It would have to be an ambitious and confident band that would release as its debut album a four-movement lament of Nature's destruction (possibly self-destruction or one initiated by human activities) yet Altar of Plagues has done this and "White Tomb" is a great achievement. Right from the word "go", the AoP musicians plunge straight into their mix of angry and sharp-edged black metal and melodic, almost soulful rock with energy, enthusiasm and heartfelt belief in their cause, and continue in this way right through to the album's end fifty minutes later. Each track is a roller coaster ride through sections of blasting, thrilling noisy BM with tireless drumming, moments of thoughtful melancholy demonstrated on one lonely guitar rumble, passages where the music coasts along at an easy pace with all instruments appearing to be calm yet under a testy mood, and periods where an actual scene of prayer or a ritual is being enacted in voice and sound.

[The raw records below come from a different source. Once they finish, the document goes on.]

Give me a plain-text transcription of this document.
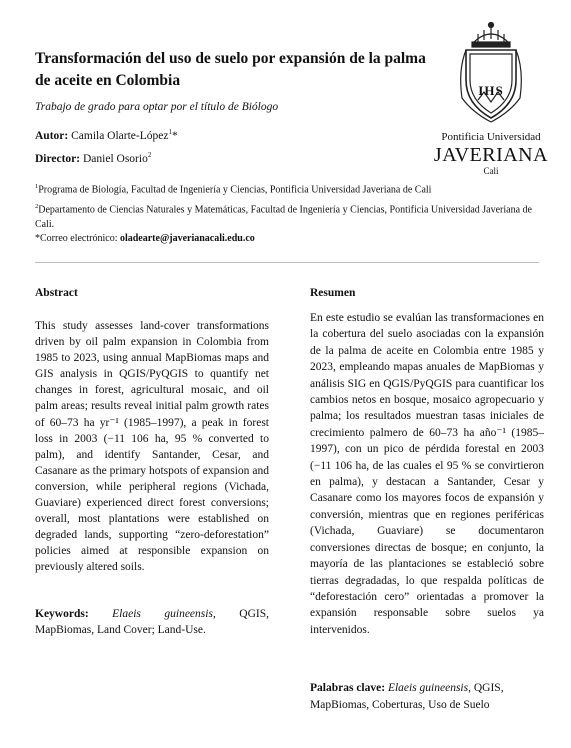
Transformación del uso de suelo por expansión de la palma de aceite en Colombia
Trabajo de grado para optar por el título de Biólogo
Autor: Camila Olarte-López$^1$*
Director: Daniel Osorio$^2$
$^1$Programa de Biología, Facultad de Ingeniería y Ciencias, Pontificia Universidad Javeriana de Cali
$^2$Departamento de Ciencias Naturales y Matemáticas, Facultad de Ingeniería y Ciencias, Pontificia Universidad Javeriana de Cali.
*Correo electrónico: oladearte@javerianacali.edu.co
IHS
Pontificia Universidad
JAVERIANA
Cali
Abstract
This study assesses land-cover transformations driven by oil palm expansion in Colombia from 1985 to 2023, using annual MapBiomas maps and GIS analysis in QGIS/PyQGIS to quantify net changes in forest, agricultural mosaic, and oil palm areas; results reveal initial palm growth rates of 60–73 ha yr⁻¹ (1985–1997), a peak in forest loss in 2003 (−11 106 ha, 95 % converted to palm), and identify Santander, Cesar, and Casanare as the primary hotspots of expansion and conversion, while peripheral regions (Vichada, Guaviare) experienced direct forest conversions; overall, most plantations were established on degraded lands, supporting “zero-deforestation” policies aimed at responsible expansion on previously altered soils.
Keywords: Elaeis guineensis, QGIS, MapBiomas, Land Cover; Land-Use.
Resumen
En este estudio se evalúan las transformaciones en la cobertura del suelo asociadas con la expansión de la palma de aceite en Colombia entre 1985 y 2023, empleando mapas anuales de MapBiomas y análisis SIG en QGIS/PyQGIS para cuantificar los cambios netos en bosque, mosaico agropecuario y palma; los resultados muestran tasas iniciales de crecimiento palmero de 60–73 ha año⁻¹ (1985–1997), con un pico de pérdida forestal en 2003 (−11 106 ha, de las cuales el 95 % se convirtieron en palma), y destacan a Santander, Cesar y Casanare como los mayores focos de expansión y conversión, mientras que en regiones periféricas (Vichada, Guaviare) se documentaron conversiones directas de bosque; en conjunto, la mayoría de las plantaciones se estableció sobre tierras degradadas, lo que respalda políticas de “deforestación cero” orientadas a promover la expansión responsable sobre suelos ya intervenidos.
Palabras clave: Elaeis guineensis, QGIS, MapBiomas, Coberturas, Uso de Suelo
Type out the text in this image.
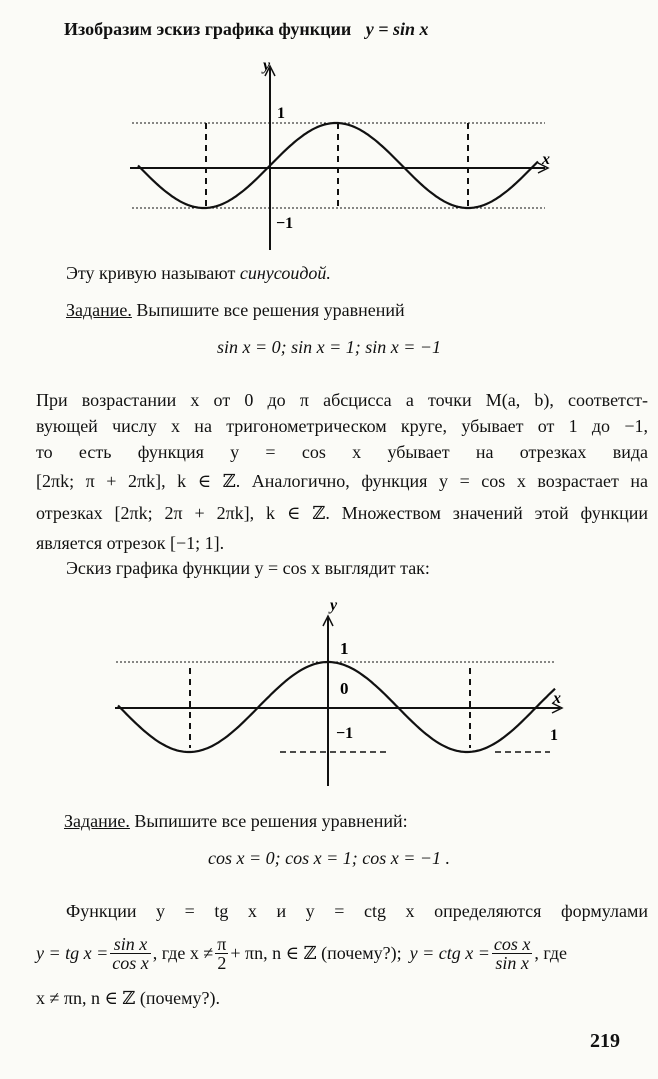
Изобразим эскиз графика функции y = sin x
y
x
1
−1
Эту кривую называют синусоидой.
Задание. Выпишите все решения уравнений
sin x = 0; sin x = 1; sin x = −1
При возрастании x от 0 до π абсцисса a точки M(a, b), соответст-
вующей числу x на тригонометрическом круге, убывает от 1 до −1,
то есть функция y = cos x убывает на отрезках вида
[2πk; π + 2πk], k ∈ ℤ. Аналогично, функция y = cos x возрастает на
отрезках [2πk; 2π + 2πk], k ∈ ℤ. Множеством значений этой функции
является отрезок [−1; 1].
Эскиз графика функции y = cos x выглядит так:
y
x
1
0
−1	1
Задание. Выпишите все решения уравнений:
cos x = 0; cos x = 1; cos x = −1 .
Функции y = tg x и y = ctg x определяются формулами
y = tg $x = \frac{\text{sin x}}{\text{cos x}}$ , где $x \ne \frac{\pi}{2} + \pi n$, n ∈ ℤ (почему?); y = ctg $x = \frac{\text{cos x}}{\text{sin x}}$ , где
x ≠ πn, n ∈ ℤ (почему?).
219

The musicians are a tight unit and handle the flow of music and the build-up and release of tension well in each track. Fluttering BM guitar tones that ascend to a peak in "Earth - As a Furnace" are brought down steadily to quiet and compressed quivering note some time in the 9th or 10th minute which is then subjected to a series of distorted chiming guitar noes while an anguished voice wails a prayer in vain. Amazing how drama and atmosphere can be created just with the use of guitars, bass, percussion and space without the band having to rely on keyboards, studio equipment, gadgets or other equipment to create a definite ambience in the way, say, Wolves in the Throne Room who may share similar sentiments with AoP might do.
Seems to me that the music should be more or less continuous and the division into four tracks is mainly for listener convenience as the tracks are not very distinct from one another and a major turning point that for me is the Point of No Return comes in the third minuted of track 3 where the music turns theatrical with hammer falls of guitar and a declamatory witchy vocal that might be carrying out a judgement. An extended period of quiet where all activity condenses into a barely-there rumble that then expands into a shrill drone and then a passage of vibrato BM guitar makes for one of the most operatic moments of the album.
You expect the final track to have it all - passion, drama, sorrow, some kind of revelation - and it does though the music is more restrained than it would be after all that has come before it. All the emotion is channelled into the details of the riffing and melodies as the musicians wind they way through and the climax when it arrives appears muted as if it's really an anti-climax, very quick and quiet and fading away as fast as it comes.
In the space of less than an hour AoP create a drama of the collapse of Nature which brings down with it human civilisation as it currently is. The end when it comes can be a surprise - I guess I shouldn't tell you what I think the ending is, it's like telling you the plot of a movie when you haven't yet seen it but then this is my interpretation out of many that will appear here and my version may be completely skew-whiff and not at all what the band intends to say - but it seems we all fade away, lights out without any noise or protest on our part. It's remarkable how AoP sculpt this drama with the minimum of instrumentation and effects, relying on their technical ability, imagination and confidence in themselves and as a unit. Most other people would call on synth effects, sampling, field recordings or elements of other music genres to achieve something similar. Not that I have anything against extra trimmings - indeed, AoP could have added such extras to heighten emotion and tension without tipping the whole thing into something kitschy that would quickly date the music, and such effects could serve to individualise the tracks and make them more listener-friendly.
What a follow-up album will be like, I'm too scared to guess - there'll be high expectations riding on it and unless the band does something completely different (like an album of all-acoustic black folk), the second album, despite having good music and intentions, is sure to be judged harshly and found wanting against the debut.